Quand l’histoire se répète….Où sont passés nos Canadair ?

Début 2024, soit il y a plus de deux ans, j’avais interpellé le Ministre de l’économie, des finances et de la souveraineté industrielle et numérique – de l’époque – sur l’impact de l’annulation de 52,7 millions d’euros de crédits au budget 2024 de la sécurité civile. J’avais besoin de comprendre les coupes budgétaires envisagées : lesquelles ? Quels achats remis en question ? Quel impact pour nos services de sécurité et de secours et pour les habitants ?

  1. Le réchauffement climatique : y faire face. Entre mythe budgétaire et réalité.

Cette annulation de crédits intervenait silencieusement en 2024 et allait remettre en cause, à mon sens, des dépenses d’équipements urgentes au bénéfice de la sécurité civile, et notamment au bénéfice de nos pompiers qui œuvrent au sein des centres départementaux d’incendie et de secours. Cette annulation de crédits, décidée – selon le gouvernement – sous le joug de la dette, semblait invraisemblable.

Souvenons-nous de 2022. L’année avait été marquée par les incendies et la forte sécheresse. Le 28 octobre 2022, le Président Emmanuel Macron lui-même, lors d’une allocution, avait souligné : « Nous en avons 12 aujourd’hui [en parlant des Canadair]. Nous allons investir massivement pour que d’ici la fin du quinquennat ces 12 soient remplacés et que leur nombre soit porté jusqu’à 16. Nous, nous faisons le choix, que je confirme ici solennellement, de les remplacer et de porter notre flotte à 16. ». Voilà donc exactement ses propos de l’époque.

On pouvait donc s’attendre à un investissement massif jusqu’en 2027.

Lors des débats relatifs au projet de loi de finances 2024, le budget de la sécurité civile avait d’ailleurs été largement réhaussé à force de discussions dans les assemblées et ce tant les parlementaires avaient été sensibles – et l’avaient fait savoir – au constat terrible du changement climatique.

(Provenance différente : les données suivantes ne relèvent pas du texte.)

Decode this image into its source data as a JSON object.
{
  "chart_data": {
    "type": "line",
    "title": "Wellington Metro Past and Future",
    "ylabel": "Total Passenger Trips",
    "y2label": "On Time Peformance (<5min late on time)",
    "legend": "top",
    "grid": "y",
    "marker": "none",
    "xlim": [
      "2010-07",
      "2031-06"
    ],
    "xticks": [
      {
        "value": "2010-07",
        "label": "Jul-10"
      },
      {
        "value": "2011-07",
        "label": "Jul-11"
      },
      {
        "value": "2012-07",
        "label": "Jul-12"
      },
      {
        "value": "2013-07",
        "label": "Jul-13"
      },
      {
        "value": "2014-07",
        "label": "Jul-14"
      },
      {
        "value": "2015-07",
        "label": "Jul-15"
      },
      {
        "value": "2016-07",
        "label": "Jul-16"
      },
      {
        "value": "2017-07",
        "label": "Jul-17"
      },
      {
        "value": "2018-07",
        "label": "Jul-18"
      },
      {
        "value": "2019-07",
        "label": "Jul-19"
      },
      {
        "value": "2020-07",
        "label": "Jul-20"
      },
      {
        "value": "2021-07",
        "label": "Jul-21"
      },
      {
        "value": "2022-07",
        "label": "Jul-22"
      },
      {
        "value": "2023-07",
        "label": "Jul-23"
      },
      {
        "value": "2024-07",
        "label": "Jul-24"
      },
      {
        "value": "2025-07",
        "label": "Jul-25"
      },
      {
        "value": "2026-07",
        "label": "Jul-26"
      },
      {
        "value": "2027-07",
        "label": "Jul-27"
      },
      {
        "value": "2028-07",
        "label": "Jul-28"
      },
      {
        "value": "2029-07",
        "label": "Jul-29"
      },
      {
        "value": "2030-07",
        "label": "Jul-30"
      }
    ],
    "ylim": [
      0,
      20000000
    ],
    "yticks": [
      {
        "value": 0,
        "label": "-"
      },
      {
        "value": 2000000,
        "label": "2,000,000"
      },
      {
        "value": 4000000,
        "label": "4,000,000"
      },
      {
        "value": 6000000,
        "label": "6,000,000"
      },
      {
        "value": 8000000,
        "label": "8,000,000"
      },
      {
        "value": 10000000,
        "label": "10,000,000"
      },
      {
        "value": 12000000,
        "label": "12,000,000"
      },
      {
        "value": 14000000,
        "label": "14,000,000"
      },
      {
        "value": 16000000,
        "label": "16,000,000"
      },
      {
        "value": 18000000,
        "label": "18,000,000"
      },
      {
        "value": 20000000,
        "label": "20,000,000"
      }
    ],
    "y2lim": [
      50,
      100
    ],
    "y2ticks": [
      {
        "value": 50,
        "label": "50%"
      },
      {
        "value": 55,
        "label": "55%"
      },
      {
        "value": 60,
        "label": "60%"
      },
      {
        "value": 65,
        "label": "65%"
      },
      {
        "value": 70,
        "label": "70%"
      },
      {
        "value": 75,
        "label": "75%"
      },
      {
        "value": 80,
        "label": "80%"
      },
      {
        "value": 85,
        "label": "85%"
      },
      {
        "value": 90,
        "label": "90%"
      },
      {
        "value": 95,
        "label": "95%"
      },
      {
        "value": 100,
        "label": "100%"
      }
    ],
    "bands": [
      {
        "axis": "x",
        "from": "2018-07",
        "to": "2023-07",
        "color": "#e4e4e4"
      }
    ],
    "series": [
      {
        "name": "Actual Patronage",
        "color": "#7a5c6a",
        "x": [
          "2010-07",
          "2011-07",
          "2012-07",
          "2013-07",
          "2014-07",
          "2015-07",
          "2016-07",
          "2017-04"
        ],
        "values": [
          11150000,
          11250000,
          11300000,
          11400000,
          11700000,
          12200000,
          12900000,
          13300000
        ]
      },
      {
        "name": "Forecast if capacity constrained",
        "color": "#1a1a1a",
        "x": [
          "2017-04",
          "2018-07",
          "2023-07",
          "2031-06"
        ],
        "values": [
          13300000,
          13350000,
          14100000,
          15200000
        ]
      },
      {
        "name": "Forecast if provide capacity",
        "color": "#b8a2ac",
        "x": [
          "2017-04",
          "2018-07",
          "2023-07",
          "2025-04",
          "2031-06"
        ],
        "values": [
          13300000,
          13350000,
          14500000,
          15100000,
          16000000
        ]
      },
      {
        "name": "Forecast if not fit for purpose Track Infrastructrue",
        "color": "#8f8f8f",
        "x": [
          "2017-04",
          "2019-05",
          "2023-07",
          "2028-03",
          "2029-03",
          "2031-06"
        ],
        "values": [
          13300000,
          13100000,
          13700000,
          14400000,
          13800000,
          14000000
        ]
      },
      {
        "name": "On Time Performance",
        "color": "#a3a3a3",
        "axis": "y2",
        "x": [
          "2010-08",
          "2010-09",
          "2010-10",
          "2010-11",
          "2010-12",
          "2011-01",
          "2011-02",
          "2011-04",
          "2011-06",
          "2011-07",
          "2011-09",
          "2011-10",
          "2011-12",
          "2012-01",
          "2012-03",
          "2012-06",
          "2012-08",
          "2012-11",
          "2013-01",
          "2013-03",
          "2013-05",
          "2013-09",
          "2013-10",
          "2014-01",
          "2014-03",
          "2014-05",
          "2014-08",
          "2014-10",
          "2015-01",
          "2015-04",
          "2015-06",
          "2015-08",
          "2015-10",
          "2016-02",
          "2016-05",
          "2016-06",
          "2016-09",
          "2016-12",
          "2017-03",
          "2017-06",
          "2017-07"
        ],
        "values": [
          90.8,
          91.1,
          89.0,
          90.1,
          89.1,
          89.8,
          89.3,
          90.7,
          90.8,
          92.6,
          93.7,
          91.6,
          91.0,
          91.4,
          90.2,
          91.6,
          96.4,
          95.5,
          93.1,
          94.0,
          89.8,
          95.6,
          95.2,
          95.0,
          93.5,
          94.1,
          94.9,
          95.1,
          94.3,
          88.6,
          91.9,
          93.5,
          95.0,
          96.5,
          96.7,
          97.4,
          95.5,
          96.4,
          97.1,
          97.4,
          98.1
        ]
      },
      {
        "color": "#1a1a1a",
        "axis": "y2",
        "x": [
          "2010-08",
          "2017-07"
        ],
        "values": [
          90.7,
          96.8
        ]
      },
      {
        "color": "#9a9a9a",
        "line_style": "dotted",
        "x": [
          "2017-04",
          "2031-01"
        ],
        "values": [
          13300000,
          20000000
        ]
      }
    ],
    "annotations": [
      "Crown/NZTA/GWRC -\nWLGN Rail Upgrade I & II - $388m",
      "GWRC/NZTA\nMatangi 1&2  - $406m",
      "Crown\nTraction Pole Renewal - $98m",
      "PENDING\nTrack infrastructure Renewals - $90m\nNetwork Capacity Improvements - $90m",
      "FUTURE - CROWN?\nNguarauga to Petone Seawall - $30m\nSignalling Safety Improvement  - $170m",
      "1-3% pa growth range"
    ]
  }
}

2023 avait également été une année difficile. Il ne s’agissait donc plus seulement de l’avenir, mais de l’instant présent. Avec une histoire qui se répète douloureusement. La préservation de notre bien commun, de nos forêts, de notre agriculture et plus largement de nos territoires devenait alors une question de survie, une question de promesse d’avenir.

Sauf que, quelques semaines plus tard, après le vote de la loi de finances 2024, le gouvernement annulait, en catimini, plus de 52,7 millions de crédits du programme 161 de la sécurité civile.

Exit les nouveaux Canadair. Exit notre patrimoine commun.

Ce pourquoi, à l’époque j’avais demandé des comptes au gouvernement. Sans obtenir, bien entendu de réponse.

II. L’épreuve de l’été 2026 : le problème du calendrier

Nous avons tous en tête ces images de l’été 2026 : ces femmes et ces hommes face aux nuages de flammes, leurs lances trop petites pour lutter contre ces monstrueux feux, cette solidarité qui s’organise, des agriculteurs mobilisés, et le feu qui progresse, inexorablement.

Une sécheresse inouïe sur tous les territoires, des restrictions d’eau potable, des cultures en souffrance…

Nous avons tous aussi en tête des questions : alors que le gouvernement s’évertue à communiquer sur des budgets de sécurité civile en hausse depuis quelques années, où est donc passée notre flotte de protection aérienne ? Quels sont nos équipements disponibles ? Où sont nos nouveaux Canadair ?

Le constat est rude : en 2026, nous avons toujours nos 12 Canadair. Mais ils sont vieillissants, régulièrement en maintenance, et donc pour beaucoup indisponibles.

Pourtant, en juin 2026, soit tout récemment, 2 nouveaux Canadair ont été achetés par la France. Ils seront cependant livrés en 2032-2033. Deux autres devraient arriver en 2028-2029. Le calendrier des promesse semble donc s’être largement étalé. Le réchauffement climatique lui, fait complètement fi de ce calendrier, et s’emballe chaque année.

Il nous faut cependant raison garder : il est vrai que les crédits consacrés par l’Etat à la sécurité civile ont augmenté ces dernières années…. Mais pas du tout à la hauteur des besoins et des enjeux. Comme le publiait récemment le média Reporterre : le budget de la sécurité civile, en 2026, est le suivant : 882 millions d’euros. C’est important. Mais c’est insuffisant. Et les comparaisons sont douloureuses.

Gageons qu’en 2027 Dame Nature nous entende et nous accorde un peu de répit.

Le temps que les priorités budgétaires – et leur calendrier – pour la France soient rectifiées.